The years-long vision for a hotel just steps away from the domestic terminal was conceived about eight years ago under former Atlanta Mayor Kasim Reed’s administration. Planning started in 2014, and Reed held a press conference at the airport in 2016 announcing that construction of the hotel would be complete in 2020.
But plans for the hotel and surrounding development have been in limbo for years and the pandemic did developers no favors, disrupting global travel and the appetite of financiers to support it.
Major airports across the globe — including Denver, Vancouver and Boston have hotels on campus. And Atlanta’s project was intended to become part of a broader “airport city” development with commercial office space, a gas station and more hotels on 26.5 acres of airport property, designed to boost Hartsfield-Jackson’s revenues.
Now, it has become one of the airport’s major public-private projects that ultimately failed, along with a recently canceled effort to build a composting and recycling facility at the airport.
On Wednesday, Atlanta airport general manager Balram Bheodari said the hotel development is off.
The project’s demise came not during an attention-grabbing press conference, but in a disclosure to the City Council during a committee meeting as Bheodari explained why a sanitary sewage relocation project was no longer necessary.
Bheodari said there are no penalties to the developer for canceling the project. Majestic did not immediately respond to requests for comment.
For the hotel project, Hartsfield-Jackson underwent a lengthy contracting process and in 2016 awarded a 50-year lease to a joint venture of developer Majestic Realty Co., real estate firm Carter and GPM Investments LLC. At the time, airport officials said the project could amount to a $600 million private investment.
The developers tapped Atlanta-based Portman Architects as designer for the proposed 11-story, 440-room hotel.
Original plans were for an InterContinental hotel, then in 2019 developers announced a deal with Hilton.
But the project didn’t get off the ground. Construction never started, and instead there were years of delays and concept changes.
In preparing for the hotel, the airport has lost out on parking revenue — and drove more frustrations for travelers — because in 2019 it closed the airport’s West economy lot next to the terminal to make way for construction.
Bheodari said the airport has enlisted a consultant to explore other options for the land where the hotels, mixed-use development and gas station were supposed to be built.
He said the airport will also consider reopening part of the West economy airport parking lot for the busy holiday travel period and as the airport embarks on a multiyear overhaul of its parking decks.

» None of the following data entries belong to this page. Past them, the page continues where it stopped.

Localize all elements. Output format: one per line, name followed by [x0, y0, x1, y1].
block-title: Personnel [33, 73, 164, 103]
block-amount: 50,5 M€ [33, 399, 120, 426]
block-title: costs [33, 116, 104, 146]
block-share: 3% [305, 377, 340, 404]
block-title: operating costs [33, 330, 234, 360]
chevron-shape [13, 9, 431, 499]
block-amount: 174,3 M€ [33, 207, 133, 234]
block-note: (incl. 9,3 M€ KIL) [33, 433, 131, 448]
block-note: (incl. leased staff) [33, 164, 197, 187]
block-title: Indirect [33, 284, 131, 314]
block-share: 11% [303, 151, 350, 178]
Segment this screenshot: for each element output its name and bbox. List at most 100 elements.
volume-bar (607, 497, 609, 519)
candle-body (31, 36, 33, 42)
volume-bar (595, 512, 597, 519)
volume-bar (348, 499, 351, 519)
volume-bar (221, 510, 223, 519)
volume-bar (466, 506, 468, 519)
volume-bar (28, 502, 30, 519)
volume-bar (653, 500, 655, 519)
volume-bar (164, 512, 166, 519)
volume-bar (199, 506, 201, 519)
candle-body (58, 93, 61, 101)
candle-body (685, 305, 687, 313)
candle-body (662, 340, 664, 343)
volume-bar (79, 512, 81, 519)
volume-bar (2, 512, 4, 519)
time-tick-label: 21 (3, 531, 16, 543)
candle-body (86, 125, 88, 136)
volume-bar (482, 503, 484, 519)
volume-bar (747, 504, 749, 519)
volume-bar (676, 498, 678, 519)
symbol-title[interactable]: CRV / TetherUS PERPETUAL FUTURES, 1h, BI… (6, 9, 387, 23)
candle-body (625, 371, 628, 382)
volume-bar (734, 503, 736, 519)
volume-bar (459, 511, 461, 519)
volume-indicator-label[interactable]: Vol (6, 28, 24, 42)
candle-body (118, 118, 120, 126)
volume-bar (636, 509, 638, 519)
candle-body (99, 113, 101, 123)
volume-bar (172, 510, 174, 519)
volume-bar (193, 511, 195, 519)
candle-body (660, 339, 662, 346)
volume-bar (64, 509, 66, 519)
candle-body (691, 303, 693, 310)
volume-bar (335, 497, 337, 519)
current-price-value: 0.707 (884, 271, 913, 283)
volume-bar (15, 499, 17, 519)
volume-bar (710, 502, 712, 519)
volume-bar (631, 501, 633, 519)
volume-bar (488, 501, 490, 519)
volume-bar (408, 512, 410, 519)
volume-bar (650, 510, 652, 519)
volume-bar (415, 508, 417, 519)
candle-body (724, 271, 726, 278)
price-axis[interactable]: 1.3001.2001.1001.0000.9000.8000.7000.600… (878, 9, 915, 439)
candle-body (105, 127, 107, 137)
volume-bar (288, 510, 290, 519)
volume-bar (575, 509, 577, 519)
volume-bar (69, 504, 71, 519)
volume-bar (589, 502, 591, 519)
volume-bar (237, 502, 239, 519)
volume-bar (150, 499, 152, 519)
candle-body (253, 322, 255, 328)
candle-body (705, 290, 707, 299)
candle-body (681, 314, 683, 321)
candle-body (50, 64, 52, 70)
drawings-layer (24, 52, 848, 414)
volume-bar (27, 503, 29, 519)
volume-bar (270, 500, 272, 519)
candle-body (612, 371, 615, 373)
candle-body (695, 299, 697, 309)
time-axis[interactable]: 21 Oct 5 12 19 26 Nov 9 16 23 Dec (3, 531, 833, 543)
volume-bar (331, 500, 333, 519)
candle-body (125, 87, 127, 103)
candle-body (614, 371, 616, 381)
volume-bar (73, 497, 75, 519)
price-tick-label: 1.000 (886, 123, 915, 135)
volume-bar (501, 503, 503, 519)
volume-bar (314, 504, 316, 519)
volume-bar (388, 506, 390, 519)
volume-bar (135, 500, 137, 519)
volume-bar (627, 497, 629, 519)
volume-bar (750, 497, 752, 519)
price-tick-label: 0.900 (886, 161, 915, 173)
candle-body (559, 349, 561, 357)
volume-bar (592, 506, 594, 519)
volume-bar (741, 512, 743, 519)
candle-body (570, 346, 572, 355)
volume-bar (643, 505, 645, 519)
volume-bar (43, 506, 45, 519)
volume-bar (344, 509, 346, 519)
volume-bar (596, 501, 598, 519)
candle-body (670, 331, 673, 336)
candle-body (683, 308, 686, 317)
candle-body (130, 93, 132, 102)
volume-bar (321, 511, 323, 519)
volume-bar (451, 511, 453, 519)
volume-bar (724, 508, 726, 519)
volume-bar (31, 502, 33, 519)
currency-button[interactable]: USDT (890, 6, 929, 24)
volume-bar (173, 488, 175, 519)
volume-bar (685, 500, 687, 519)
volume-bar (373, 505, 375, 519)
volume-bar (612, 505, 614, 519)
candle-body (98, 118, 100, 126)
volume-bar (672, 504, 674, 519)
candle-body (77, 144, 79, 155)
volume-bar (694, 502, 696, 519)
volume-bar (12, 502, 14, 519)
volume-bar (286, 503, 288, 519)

The idea for a hotel next to the terminal at Hartsfield-Jackson was initially proposed in 2014 by the airport’s then-manager Miguel Southwell, who saw it as a convenient option for travelers who get stranded when their flights are canceled. Developers also envisioned the hotel hosting meetings and conferences.
In 2017, the airport agreed to a $500,000 annual discount on rent to Majestic as a concession for reducing space for the hotel by a couple of acres. In 2019, the hotel was redesigned with an expected opening date of 2022.
Then, the pandemic drove an historic 60% decline in passenger traffic at Hartsfield-Jackson in 2020. One of the sectors hit hardest has been corporate travel — which would have been a key market for the hotel and mixed-use development at the airport.
In 2020, Majestic asked for an extension of a due diligence period to allow it more time to address the impact of the COVID-19 pandemic on the hospitality, travel and financial industries.
Last fall, the airport and Majestic scaled back the project, abandoning plans for a mixed-use development and gas station. The airport also last year agreed to delay the start of the lease until July 2022, and if the developer could not get financing for the project by then, it could terminate the deal.
The airport had hoped the hotel project would demonstrate the commercial benefits of a public-private partnership to drive revenue and add amenities for travelers by developing airport land.
But such efforts have proved challenging. Hartsfield-Jackson’s long-envisioned composting and recycling facility it called Green Acres has also been canceled, because it could not get approval from the Federal Aviation Administration for the development on airport property, Bheodari said. Compost carries with it the risk of attracting wildlife such as birds that could become a hazard to aircraft taking off and landing.